Tuesday, January 29, 2019

January 29, 2019: Great (Sports) Debates: LeBron or Michael?


[Sunday, February 3rd is that national holiday known as Super Bowl Sunday. For this year’s Super Bowl series I’ll AmericanStudy a handful of great sports debates—add your opinion into the mix in comments, please!]
On two layers to the best basketball player debate, and an unexpected twist.
In many ways, the debate over whether Michael Jordan or LeBron James is the greatest basketball player of all time seems to come down to a very familiar refrain: championships vs. stats. That’s the same metric that has often been used to adjudicate another famous basketball debate (Russell vs. Chamberlain), as well as some of the more famous ones in football (Montana vs. Marino and Brady vs. Manning). It’s a particularly compelling sports debate because it extends the focus from just the two individual players in question to broader arguments about whether team victories or individual achievement are more effective measures of greatness—of course the ultimate goal in team sports is to win a title, but how much can any individual contribute to that, and how much should we penalize those whose teams just weren’t quite good enough? Plus, LeBron has made it to a ton more championship series and just hasn’t quite won them all—if he had gotten those few extra bounces and won them all, would we even be having this debate? Are Jordan’s stats comparable enough that he would stay in the conversation regardless? And so on (and so on and so on…).
There’s another possible side to the greatest basketball player debate, though: the character and communal presence of each man. I wrote about Jordan’s relative lack of community engagement here, and about LeBron’s impressive activism here (which has only increased recently with his opening of a wonderful new school). Obviously activism isn’t the only measure of character, but in this case it does seem to line up pretty well with that side of the two men as well: Jordan was notoriously nasty and petty as a player, gave one of the most arrogant and vindictive Hall of Fame speeches ever, and has spent much of his retirement gambling like he’s in a Scorcese film; while LeBron has married his childhood sweetheart, given back to his community at every turn, and basically turned the other cheek to ridiculous levels of vitriol and hatred from fans almost everywhere other than his own cities. Obviously activism and character are separate from athletic performance—but once we introduce championships into the mix, we’ve already moved beyond the individual accomplishments of players in any case, so I see no reason not to think about whether other factors might contribute to how we measure overall greatness.

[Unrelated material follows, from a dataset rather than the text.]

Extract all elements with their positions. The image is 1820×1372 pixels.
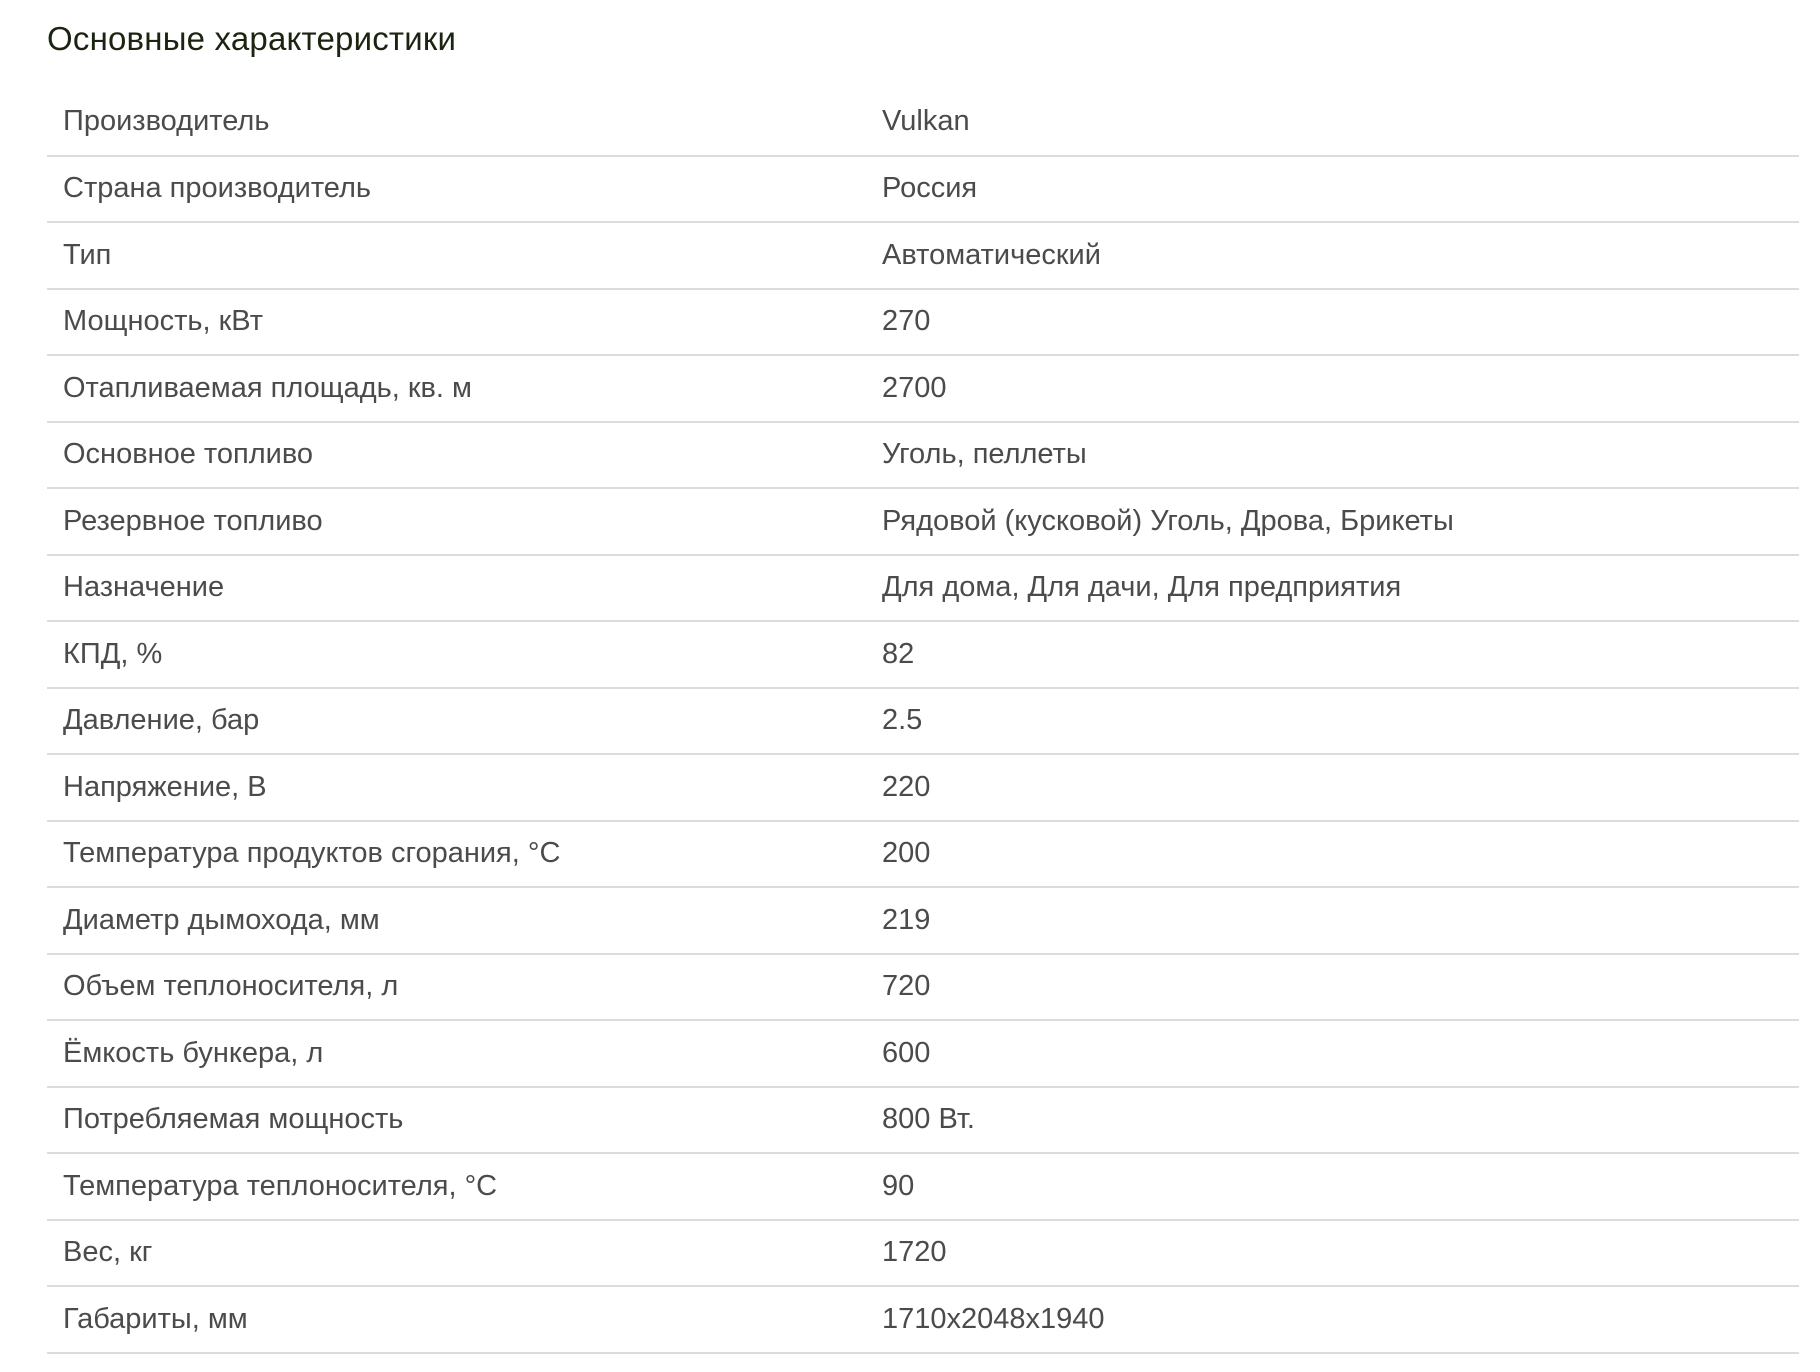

And once we start considering other such factors, the whole debate has the potential to take a surprising twist. After all, neither Jordan (#4) nor LeBron (currently #5) are at the top of the all-time NBA scoring list; that honor goes to the great Kareem Abdul-Jabbar. And if we’re talking about social and cultural presence and impact, I don’t know that any professional athlete can compare with Kareem—from his early days in film to his ongoing career as a writer and novelist, and especially to his consistently thoughtful and impressive contributions to public debates, Abdul-Jabbar has left his imprint on American popular culture, politics, and society in numerous ways over the last five decades. That’s not enough to ensure all-time greatness of course, but again, Abdul-Jabbar is also the NBA’s all-time leading scorer and was unquestionably one of the greatest players by any number of such measures. So at the very least, I’d say that his combination of on-the-court greatness, championship contributions, and social presence and activism puts Abdul-Jabbar on the very short list of all-time greats, and perhaps should make him, rather than MJ, LeBron’s fiercest competitor for the throne.
Next debate tomorrow,
Ben
PS. What do you think? Other great debates you’d highlight?